Norman next argues that the trial court erred in sentencing him to sixty days in jail for contempt because a thirty-day sentence is the maximum allowed by law. Indeed, Arkansas Code Annotated section 5-4-201(b)(3) (Supp.2005), describes contempt as a class C misdemeanor with punishment limited to a maximum of thirty-days incarceration and a fine of $100. Therefore, Norman is correct in his claim the trial court had no statutory authority to impose a sixty-day sentence for criminal contempt. However, Article 7, Section 26 of the Arkansas Constitution provides, "The General Assembly shall have power to regulate by law the punishments of contempts; not committed in the presence or hearing of the courts, or in disobedience of process." The last word of this article—"process"—has been construed so broadly that it encompasses virtually anything a court does. See Osborne v. Power, 322 Ark. 229, 908 S.W.2d 340 (1995) (finding that process is a comprehensive term that includes all writs, rules, executions, warrants or mandates issued during the progress of an action); Ark. Dep't of Human Servs. v. Clark, 305 Ark. 561, 810 S.W.2d 331 (1991)(concluding that willful disobedience of an order is no different than willful disobedience of process and the statute does not apply); Smith v. Smith, 28 Ark.App. 56, 770 S.W.2d 205 (1989) (stating that an order of the court is process). Thus, there is little or nothing left of the specifically reserved power to 575*575 regulate contempt of court granted to the General Assembly by the Arkansas Constitution.

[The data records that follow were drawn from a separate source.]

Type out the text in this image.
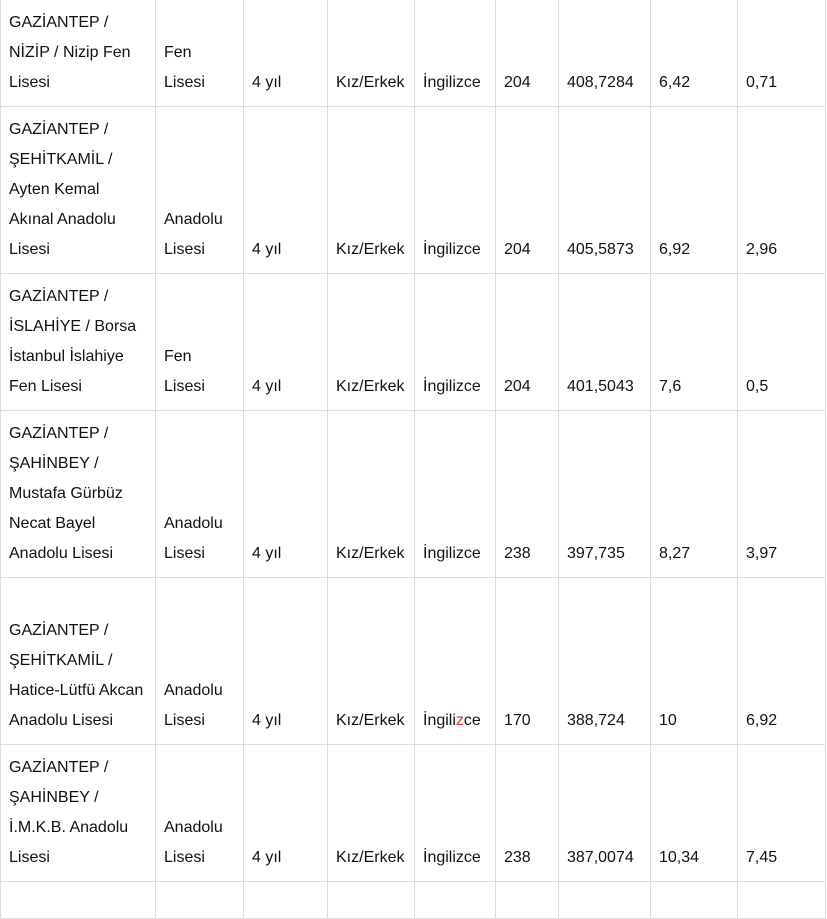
GAZİANTEP / NİZİP / Nizip Fen Lisesi	Fen Lisesi	4 yıl	Kız/Erkek	İngilizce	204	408,7284	6,42	0,71
GAZİANTEP / ŞEHİTKAMİL / Ayten Kemal Akınal Anadolu Lisesi	Anadolu Lisesi	4 yıl	Kız/Erkek	İngilizce	204	405,5873	6,92	2,96
GAZİANTEP / İSLAHİYE / Borsa İstanbul İslahiye Fen Lisesi	Fen Lisesi	4 yıl	Kız/Erkek	İngilizce	204	401,5043	7,6	0,5
GAZİANTEP / ŞAHİNBEY / Mustafa Gürbüz Necat Bayel Anadolu Lisesi	Anadolu Lisesi	4 yıl	Kız/Erkek	İngilizce	238	397,735	8,27	3,97
GAZİANTEP / ŞEHİTKAMİL / Hatice-Lütfü Akcan Anadolu Lisesi	Anadolu Lisesi	4 yıl	Kız/Erkek	İngilizce	170	388,724	10	6,92
GAZİANTEP / ŞAHİNBEY / İ.M.K.B. Anadolu Lisesi	Anadolu Lisesi	4 yıl	Kız/Erkek	İngilizce	238	387,0074	10,34	7,45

Norman violated an order of the court when he failed to make child-support payments. Although his violation was an indirect contempt, committed outside of the court's presence, it was by definition a violation of process. The court has the inherent authority to punish Norman, and the will of our General Assembly is not a limitation on the power of the court to inflict reasonable punishment for disobedience of process. Such power cannot be removed by laws to the contrary. See Ark. Dep't. of Human Servs. v. Clark, 305 Ark. 561, 810 S.W.2d 331 (1991). Therefore, because Norman was sentenced pursuant to the court's inherent authority to punish violations of court processes, we affirm the sentence.

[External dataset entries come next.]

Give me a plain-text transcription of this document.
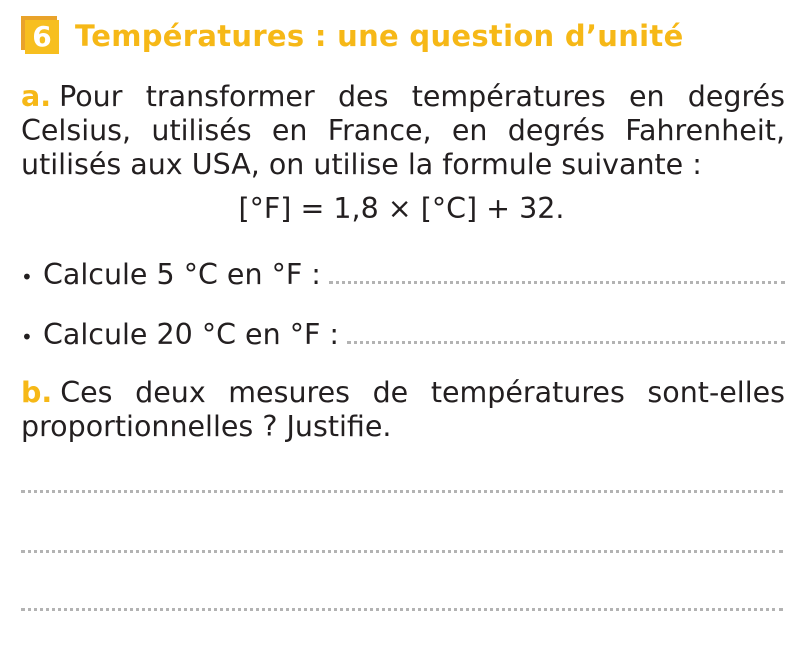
6 Températures : une question d’unité
a. Pour transformer des températures en degrés
Celsius, utilisés en France, en degrés Fahrenheit,
utilisés aux USA, on utilise la formule suivante :
[°F] = 1,8 × [°C] + 32.
• Calcule 5 °C en °F :
• Calcule 20 °C en °F :
b. Ces deux mesures de températures sont-elles
proportionnelles ? Justifie.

Finally, Norman contends that the trial court erroneously failed to enforce visitation. However, because Norman agreed to the arrangement at trial, noting that he did not want to force his children to enter into a relationship with him, but he also did not want them prevented from contacting him if they so desired, he cannot claim error on appeal. Not only did Norman fail to object to the visitation arrangement set out by the trial court-he suggested it in the first place. As such, we see absolutely no merit in this argument, and affirm the trial court's decision.
Affirmed in all respects.
GRIFFEN and BAKER, JJ., agree.
 He was ordered to pay $52.00 per week for his current obligation and $10 per week toward his past obligation, with his first payments due August 4, 2006.